From a conversation I (H. D.) had with my grandmother, Ella Josselyn, in 1955:
Alice (Josselyn) Bliss, Edgar Josselyn's sister, kept the Josselyn family records (now in my possession). The grandfather's clock (also in my possession) was owned by Harford Morse and Lucy (Gay) Morse. Edgar's first cousin, the child of Lucy's brother, also named Lucy Gay, was a school teacher and lived with Edgar's grandmother when the grandmother died, inheriting the clock from her. She in turn left it to Edgar.
Note added 1987: This is not quite correct. Lucy G. M. Card, 1857-1929, was the person who left the clock to Edgar Josselyn. To be Edgar's first cousin, she would have had to be the granddaughter (not the niece) of Lucy (Gay) Morse, Harford's wife, who lived 1793-1873 according to the tombstone. The oldest child of Harford and Lucy, Lucy Gay Morse, was born in 1813 and married James Card in 1835, according to the Roxbury Vital Records and Abner Morse's book (where the name is misspelled "Bard"). This daughter of Harford and Lucy would have been 44 when her daughter Lucy G. M. Card was born in 1857. Lucy G. M. Card was only 16 when her grandmother died in 1873.

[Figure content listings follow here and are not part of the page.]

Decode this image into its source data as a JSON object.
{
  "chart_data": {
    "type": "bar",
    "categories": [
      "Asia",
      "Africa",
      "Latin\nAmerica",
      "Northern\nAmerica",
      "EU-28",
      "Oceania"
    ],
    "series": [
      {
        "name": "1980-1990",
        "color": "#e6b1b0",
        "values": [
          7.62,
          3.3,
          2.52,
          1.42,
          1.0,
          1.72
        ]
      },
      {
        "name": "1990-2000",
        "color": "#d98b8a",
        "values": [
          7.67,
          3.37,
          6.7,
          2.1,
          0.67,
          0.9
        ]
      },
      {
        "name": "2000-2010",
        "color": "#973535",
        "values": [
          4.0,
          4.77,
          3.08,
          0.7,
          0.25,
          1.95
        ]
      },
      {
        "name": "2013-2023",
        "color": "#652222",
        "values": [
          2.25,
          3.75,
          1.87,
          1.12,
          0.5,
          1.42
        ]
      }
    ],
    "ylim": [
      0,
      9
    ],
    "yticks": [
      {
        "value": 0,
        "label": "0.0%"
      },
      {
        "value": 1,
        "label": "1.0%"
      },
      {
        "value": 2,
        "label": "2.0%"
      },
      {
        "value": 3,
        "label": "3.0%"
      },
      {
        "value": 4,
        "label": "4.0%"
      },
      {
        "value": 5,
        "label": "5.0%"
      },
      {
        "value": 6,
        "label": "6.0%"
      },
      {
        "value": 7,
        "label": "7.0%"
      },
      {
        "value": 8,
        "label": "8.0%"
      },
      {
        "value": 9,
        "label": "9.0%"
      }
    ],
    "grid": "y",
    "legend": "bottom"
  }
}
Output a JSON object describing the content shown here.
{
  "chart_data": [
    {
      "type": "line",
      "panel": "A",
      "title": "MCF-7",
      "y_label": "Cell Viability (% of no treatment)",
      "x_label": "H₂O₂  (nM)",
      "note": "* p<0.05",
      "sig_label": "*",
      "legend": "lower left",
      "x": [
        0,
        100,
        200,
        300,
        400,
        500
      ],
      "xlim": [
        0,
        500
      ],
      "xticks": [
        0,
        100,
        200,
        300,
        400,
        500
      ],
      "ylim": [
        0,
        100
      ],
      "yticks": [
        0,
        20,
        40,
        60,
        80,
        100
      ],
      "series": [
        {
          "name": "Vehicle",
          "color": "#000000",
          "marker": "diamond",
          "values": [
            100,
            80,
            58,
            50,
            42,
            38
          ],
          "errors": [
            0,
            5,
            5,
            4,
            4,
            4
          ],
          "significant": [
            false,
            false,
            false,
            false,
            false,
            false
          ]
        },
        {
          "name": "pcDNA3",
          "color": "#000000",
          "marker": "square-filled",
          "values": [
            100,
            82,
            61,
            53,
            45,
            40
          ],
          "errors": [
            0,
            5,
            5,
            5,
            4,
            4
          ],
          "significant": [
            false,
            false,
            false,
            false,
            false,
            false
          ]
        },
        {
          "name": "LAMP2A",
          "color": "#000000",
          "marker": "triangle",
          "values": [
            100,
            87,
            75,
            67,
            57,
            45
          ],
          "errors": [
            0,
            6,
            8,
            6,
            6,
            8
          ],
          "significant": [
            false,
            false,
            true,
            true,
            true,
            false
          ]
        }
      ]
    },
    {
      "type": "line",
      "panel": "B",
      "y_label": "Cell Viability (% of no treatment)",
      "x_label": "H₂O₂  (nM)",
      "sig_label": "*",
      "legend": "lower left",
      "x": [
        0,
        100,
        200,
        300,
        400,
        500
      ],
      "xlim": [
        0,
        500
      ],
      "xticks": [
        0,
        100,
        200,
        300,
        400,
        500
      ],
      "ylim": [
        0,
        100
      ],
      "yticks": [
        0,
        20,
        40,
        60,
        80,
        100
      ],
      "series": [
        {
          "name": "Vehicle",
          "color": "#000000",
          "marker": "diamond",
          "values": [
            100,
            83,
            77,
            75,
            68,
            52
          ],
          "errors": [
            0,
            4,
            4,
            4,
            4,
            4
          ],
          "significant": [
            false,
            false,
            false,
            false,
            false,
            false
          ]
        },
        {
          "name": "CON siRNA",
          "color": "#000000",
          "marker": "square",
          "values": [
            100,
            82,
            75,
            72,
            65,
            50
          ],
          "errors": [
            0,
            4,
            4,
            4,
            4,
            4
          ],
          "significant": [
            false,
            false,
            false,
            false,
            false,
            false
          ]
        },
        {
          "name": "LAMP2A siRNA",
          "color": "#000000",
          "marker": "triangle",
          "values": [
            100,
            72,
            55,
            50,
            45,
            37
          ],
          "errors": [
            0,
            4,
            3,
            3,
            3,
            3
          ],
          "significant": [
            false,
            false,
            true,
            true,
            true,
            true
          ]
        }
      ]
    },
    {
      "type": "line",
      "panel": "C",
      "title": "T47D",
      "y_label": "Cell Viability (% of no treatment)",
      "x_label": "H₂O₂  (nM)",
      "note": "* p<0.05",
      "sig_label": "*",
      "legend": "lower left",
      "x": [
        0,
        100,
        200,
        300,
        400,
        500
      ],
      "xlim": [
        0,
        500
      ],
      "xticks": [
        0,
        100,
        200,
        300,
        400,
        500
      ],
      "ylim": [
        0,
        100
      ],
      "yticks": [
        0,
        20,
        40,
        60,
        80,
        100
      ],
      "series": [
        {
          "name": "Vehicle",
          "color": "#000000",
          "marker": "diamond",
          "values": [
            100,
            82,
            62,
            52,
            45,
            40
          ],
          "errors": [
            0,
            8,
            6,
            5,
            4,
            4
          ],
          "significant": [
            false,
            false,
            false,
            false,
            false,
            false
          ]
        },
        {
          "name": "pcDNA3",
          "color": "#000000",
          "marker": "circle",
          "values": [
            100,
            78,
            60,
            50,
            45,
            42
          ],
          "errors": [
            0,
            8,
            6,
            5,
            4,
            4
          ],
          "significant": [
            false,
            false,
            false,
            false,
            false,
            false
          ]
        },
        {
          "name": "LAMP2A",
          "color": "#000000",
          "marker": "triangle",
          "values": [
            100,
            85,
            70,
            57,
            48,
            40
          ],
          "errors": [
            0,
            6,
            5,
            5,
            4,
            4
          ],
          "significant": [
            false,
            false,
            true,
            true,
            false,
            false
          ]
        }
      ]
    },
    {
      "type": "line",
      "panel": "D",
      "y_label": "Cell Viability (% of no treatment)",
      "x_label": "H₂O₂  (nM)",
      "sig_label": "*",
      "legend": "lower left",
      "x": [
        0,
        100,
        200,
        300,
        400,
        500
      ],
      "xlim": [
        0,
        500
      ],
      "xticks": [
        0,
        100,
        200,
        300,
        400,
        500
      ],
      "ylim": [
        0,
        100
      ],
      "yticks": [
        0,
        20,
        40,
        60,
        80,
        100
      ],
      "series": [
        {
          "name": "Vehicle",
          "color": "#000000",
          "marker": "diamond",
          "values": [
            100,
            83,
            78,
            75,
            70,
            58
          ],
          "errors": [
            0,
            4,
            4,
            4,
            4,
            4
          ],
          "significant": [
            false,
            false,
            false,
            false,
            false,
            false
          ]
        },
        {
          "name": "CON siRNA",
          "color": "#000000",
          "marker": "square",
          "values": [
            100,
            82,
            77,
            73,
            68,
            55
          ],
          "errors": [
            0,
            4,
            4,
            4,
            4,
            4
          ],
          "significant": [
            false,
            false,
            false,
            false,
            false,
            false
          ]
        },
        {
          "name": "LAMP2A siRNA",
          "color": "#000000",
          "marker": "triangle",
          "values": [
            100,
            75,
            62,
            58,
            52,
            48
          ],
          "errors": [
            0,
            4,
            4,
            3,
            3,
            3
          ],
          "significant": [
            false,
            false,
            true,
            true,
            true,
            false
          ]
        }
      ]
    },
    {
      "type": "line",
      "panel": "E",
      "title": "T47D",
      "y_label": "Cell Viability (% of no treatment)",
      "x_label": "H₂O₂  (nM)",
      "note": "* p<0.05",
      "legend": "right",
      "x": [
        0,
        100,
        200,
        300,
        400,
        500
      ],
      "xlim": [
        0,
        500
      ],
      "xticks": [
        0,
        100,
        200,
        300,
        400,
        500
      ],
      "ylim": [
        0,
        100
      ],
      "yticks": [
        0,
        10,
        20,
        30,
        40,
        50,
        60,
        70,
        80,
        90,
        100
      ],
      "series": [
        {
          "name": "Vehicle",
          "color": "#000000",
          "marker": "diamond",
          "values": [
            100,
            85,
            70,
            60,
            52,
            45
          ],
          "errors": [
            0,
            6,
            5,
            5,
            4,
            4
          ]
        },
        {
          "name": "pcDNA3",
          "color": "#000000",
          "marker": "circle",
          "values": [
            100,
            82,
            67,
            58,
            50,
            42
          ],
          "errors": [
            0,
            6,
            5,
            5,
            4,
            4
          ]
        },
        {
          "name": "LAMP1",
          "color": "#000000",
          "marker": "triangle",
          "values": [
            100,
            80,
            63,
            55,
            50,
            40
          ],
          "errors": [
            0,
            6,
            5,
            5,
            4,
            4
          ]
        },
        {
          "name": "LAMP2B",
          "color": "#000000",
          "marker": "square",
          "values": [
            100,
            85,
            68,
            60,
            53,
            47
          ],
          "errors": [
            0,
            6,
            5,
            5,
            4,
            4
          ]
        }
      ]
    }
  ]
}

Note added 3 August 2004: The 1870 census shows that Lucy (Gay) Morse, age 67, was living with four of her children in Boston Ward 13, and that Lucy G. M. Card, age 13, was living with her parents in Boston Ward 14. Both had post office Boston Highlands. So they lived near one another in 1870, but not together as Ella Josselyn stated. The 1920 census confirms that Lucy G. M. Card was a school teacher.